While rates went up this week, they remain near all-time lows, with both the 30-year and 15-year mortgage at least 100 basis points away from their 52-week high of 4.15% and 3.90% respectively. The 30-year fixed rate mortgage went up a modest 2 basis points to hit 3.05% while the 15-year increased by 18 basis points to settle at 2.68%.
The tech sector and big banks took a hit this week, causing the S&P 500 to experience its longest losing streak since February. This, however, is not cause for alarm, as a 5 to 10% correction is expected when markets are volatile (as they have been since March). In terms of housing, as each previous week has shown us, the real estate industry remains as strong as ever as homeowners receive a boost in equity, home builder confidence reaches new heights, and house flippers steadily increase their ROI.
Free Equity All Around!
Homeowners are flush with equity, with mortgage-holders (or 63% of homeowners) experiencing a 6.6% annual increase in equity. That amounts to around $620 billion dollars cumulatively and $9,800 per homeowner. Due to spikes in demand, home prices have been appreciating at a rate of 0.7% month-over-month and 5.1% year-over-year, allowing homeowners (whether on the market or not) to reap the rewards.
Those who may have trouble keeping up with mortgage payments can also benefit from this extra equity. In case of a necessary sale, this price growth may provide them with just enough cushion to avoid foreclosure or a distressed sale. However, this has yet to be a problem for the majority of homeowners as negative equity share is down 5.4% from last quarter and 15% from 2019. As it stands, only 3.2% of all mortgaged properties are underwater, but this may change as home prices stagnate and mortgage delinquencies increase.

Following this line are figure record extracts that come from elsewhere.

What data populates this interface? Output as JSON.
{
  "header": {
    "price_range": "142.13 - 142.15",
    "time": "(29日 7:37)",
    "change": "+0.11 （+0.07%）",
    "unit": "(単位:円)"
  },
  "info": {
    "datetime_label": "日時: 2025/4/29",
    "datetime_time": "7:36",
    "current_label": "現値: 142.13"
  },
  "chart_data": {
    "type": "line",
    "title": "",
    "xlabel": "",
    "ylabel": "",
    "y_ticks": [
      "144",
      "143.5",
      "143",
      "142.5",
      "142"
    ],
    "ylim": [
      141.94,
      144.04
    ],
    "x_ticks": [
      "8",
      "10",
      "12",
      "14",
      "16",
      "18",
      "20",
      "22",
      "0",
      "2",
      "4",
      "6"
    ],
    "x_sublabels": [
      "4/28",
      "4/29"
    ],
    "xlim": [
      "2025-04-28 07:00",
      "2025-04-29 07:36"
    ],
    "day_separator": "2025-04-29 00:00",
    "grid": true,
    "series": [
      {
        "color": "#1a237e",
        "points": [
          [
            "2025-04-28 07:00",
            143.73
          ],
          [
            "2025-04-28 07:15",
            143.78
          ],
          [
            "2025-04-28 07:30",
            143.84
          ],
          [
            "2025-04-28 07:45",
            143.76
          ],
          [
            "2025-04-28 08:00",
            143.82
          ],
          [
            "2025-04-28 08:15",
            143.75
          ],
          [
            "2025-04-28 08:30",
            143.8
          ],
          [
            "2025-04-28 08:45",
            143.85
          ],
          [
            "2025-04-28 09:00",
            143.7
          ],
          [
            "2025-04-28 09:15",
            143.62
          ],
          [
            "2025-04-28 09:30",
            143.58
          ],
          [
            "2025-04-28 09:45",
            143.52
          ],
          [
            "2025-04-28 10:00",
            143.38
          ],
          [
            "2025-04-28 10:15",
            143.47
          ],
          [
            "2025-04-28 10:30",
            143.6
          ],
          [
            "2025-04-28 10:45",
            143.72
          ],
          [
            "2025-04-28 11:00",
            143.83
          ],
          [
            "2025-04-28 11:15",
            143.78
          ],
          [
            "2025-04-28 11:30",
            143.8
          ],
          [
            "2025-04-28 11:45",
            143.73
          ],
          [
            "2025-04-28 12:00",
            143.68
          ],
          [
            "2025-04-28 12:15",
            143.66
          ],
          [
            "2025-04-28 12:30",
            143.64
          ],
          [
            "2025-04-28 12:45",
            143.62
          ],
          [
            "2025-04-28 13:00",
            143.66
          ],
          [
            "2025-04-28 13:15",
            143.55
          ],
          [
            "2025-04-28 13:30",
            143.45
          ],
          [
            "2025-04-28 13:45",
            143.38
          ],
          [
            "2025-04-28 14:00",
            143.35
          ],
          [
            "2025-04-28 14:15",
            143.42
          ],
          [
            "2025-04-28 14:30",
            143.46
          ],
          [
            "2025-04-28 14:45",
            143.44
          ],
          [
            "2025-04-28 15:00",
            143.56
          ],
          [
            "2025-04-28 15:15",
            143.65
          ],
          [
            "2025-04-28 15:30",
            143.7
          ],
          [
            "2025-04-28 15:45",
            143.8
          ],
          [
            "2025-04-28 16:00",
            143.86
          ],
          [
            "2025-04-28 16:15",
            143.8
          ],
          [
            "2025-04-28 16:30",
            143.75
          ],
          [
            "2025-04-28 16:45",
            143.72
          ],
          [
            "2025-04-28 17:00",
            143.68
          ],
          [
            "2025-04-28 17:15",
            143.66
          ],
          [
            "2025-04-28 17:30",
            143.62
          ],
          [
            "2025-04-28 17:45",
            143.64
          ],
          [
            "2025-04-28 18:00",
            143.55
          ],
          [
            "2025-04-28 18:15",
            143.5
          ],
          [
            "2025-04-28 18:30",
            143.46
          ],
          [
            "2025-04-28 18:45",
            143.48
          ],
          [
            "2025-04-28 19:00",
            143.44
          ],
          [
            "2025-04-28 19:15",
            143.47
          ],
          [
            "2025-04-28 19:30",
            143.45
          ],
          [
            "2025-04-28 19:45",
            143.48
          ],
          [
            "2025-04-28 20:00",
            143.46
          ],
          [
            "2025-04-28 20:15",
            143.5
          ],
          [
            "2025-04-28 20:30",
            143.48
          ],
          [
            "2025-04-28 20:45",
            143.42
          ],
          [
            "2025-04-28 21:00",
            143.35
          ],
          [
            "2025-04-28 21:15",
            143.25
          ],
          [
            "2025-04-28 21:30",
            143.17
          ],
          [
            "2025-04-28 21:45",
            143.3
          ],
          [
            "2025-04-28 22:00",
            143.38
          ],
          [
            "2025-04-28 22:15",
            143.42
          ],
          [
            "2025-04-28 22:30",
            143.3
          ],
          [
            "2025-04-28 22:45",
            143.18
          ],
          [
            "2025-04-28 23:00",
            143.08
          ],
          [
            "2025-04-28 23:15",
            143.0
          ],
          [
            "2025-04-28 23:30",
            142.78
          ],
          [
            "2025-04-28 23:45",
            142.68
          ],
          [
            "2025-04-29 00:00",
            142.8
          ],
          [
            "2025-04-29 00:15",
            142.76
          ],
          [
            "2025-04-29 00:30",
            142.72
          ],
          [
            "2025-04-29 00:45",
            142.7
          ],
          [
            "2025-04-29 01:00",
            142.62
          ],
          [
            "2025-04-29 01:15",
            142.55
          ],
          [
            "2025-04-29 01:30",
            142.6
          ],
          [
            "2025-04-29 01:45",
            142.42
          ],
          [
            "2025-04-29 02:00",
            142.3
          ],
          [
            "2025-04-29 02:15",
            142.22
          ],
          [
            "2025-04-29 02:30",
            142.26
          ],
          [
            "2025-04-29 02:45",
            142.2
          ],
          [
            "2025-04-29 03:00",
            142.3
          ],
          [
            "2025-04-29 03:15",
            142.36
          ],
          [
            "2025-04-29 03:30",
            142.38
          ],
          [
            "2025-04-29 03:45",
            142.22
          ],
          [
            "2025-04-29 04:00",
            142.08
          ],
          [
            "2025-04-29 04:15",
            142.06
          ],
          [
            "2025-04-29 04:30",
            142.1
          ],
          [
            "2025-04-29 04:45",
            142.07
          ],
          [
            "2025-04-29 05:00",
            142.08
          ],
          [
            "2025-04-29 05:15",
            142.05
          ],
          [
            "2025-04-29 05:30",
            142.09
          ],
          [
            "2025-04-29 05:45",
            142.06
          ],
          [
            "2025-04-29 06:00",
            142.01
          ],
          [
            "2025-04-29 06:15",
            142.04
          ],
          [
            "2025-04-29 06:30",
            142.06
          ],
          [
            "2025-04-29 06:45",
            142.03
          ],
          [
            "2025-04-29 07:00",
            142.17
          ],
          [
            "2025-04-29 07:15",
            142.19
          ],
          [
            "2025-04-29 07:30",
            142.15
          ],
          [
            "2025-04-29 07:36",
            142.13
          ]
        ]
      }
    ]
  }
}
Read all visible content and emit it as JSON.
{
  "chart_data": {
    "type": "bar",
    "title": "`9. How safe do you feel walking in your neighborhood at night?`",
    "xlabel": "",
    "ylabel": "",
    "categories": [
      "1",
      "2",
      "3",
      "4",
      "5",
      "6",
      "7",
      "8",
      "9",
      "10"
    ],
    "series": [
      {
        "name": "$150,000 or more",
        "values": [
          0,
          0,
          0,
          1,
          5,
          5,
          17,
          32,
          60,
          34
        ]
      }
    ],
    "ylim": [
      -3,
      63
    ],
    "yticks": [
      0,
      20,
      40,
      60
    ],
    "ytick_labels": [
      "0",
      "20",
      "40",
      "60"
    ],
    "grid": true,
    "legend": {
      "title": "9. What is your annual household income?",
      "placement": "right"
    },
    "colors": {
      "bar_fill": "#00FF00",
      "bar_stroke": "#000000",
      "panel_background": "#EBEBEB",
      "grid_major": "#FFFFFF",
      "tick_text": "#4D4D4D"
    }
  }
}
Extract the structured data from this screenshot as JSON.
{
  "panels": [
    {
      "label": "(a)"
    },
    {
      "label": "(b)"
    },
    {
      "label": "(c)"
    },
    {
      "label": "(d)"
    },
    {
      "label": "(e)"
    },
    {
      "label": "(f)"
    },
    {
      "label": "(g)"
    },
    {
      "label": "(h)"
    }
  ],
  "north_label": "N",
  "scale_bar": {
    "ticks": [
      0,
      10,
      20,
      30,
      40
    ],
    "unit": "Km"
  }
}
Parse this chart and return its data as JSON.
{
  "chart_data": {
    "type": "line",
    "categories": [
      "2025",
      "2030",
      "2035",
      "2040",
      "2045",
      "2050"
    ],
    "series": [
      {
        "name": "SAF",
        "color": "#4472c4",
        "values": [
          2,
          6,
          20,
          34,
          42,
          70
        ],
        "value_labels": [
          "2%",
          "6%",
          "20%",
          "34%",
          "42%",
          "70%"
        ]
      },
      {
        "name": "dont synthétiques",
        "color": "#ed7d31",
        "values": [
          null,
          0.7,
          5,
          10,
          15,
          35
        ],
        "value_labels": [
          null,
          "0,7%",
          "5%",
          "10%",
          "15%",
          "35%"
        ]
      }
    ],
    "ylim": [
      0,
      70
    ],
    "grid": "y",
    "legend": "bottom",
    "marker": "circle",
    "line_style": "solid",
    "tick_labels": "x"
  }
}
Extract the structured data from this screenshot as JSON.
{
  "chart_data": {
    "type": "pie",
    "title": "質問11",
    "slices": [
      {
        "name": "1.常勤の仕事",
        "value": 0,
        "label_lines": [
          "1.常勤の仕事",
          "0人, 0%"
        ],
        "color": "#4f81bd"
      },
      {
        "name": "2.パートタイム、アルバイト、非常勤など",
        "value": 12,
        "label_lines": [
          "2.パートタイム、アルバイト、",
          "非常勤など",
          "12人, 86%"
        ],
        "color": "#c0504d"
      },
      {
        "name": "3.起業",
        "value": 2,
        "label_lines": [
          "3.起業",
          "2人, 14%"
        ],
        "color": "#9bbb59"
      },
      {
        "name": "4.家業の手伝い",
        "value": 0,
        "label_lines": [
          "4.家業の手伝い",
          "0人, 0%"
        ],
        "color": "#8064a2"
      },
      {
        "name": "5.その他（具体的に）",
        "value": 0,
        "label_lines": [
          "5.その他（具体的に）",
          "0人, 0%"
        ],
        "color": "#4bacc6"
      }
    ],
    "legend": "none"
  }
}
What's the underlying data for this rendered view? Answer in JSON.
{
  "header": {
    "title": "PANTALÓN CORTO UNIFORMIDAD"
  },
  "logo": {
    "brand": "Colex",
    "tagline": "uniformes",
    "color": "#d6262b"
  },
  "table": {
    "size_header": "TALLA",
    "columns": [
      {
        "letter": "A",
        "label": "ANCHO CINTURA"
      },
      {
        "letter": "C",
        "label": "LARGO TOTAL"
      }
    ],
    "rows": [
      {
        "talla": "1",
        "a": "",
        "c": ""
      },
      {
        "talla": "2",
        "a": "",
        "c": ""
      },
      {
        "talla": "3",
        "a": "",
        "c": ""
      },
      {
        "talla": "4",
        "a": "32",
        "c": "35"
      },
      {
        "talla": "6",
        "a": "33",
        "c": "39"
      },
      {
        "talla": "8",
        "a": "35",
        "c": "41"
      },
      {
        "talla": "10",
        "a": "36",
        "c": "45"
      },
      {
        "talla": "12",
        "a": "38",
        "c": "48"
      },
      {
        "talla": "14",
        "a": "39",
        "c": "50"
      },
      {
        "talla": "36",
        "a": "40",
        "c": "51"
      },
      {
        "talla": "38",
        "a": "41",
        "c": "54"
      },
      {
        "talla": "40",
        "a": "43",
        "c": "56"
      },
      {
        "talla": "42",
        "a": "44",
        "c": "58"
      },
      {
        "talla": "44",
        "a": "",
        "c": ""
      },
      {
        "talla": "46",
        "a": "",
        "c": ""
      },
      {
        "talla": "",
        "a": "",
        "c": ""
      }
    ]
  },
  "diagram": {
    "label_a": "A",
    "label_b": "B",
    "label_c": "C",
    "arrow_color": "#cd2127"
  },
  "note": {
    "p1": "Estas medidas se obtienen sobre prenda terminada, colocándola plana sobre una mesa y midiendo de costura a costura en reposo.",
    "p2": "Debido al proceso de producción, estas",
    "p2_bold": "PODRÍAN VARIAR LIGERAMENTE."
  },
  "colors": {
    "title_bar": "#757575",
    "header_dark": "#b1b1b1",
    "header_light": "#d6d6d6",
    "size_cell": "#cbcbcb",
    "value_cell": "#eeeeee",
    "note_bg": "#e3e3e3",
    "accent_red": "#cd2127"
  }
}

Home Builders Put the Pedal to the Metal, But Construction Hits Roadblocks
With existing home sales increasing for the third straight month, and active listings on a steady decline, the pressure falls to new homes to fill the gap. This has led homebuilder confidence to hit an all-time high (again), increasing an additional five points in September and breaking the former record of 78 in August. However, any builders hoping to take advantage of positive sentiment may need to overcome longer build times and higher costs of supply.
According to the Census Bureau’s Survey of Construction (SOC), construction time to build a single-family home has been on an upward trend since 2014, with the average single-family home taking 8.1 months to complete where in 2014 it would have taken only 7. Additionally, builders must now deal with rising lumber prices, which have gone up 170% since April.
It’s a Flipper’s (not Investor’s) Market
While the number of houses flipped has decreased, they continue to represent a significant percentage of sales, with one out of every 15 homes sold in the Q2 qualifying as a “flip.” More importantly, the return on investment (ROI) on flipped homes is now an amazing 41.3%, up 2.4% from last quarter and 0.9% from last year. This means the average flipper made a gross profit of $67,902 per property sold.
Meanwhile, demand for rentals has softened as many either move back home or are relying on the CDC’s eviction moratorium to keep a roof over their heads. This has caused rent price appreciation to drop every month since the pandemic began, going from a 3.8% annual growth in February to just 0.3% growth in August. Many individual investors who rely on rent for income have had to cover housing costs with their savings as nearly a third of their tenants were unable to pay rent in August.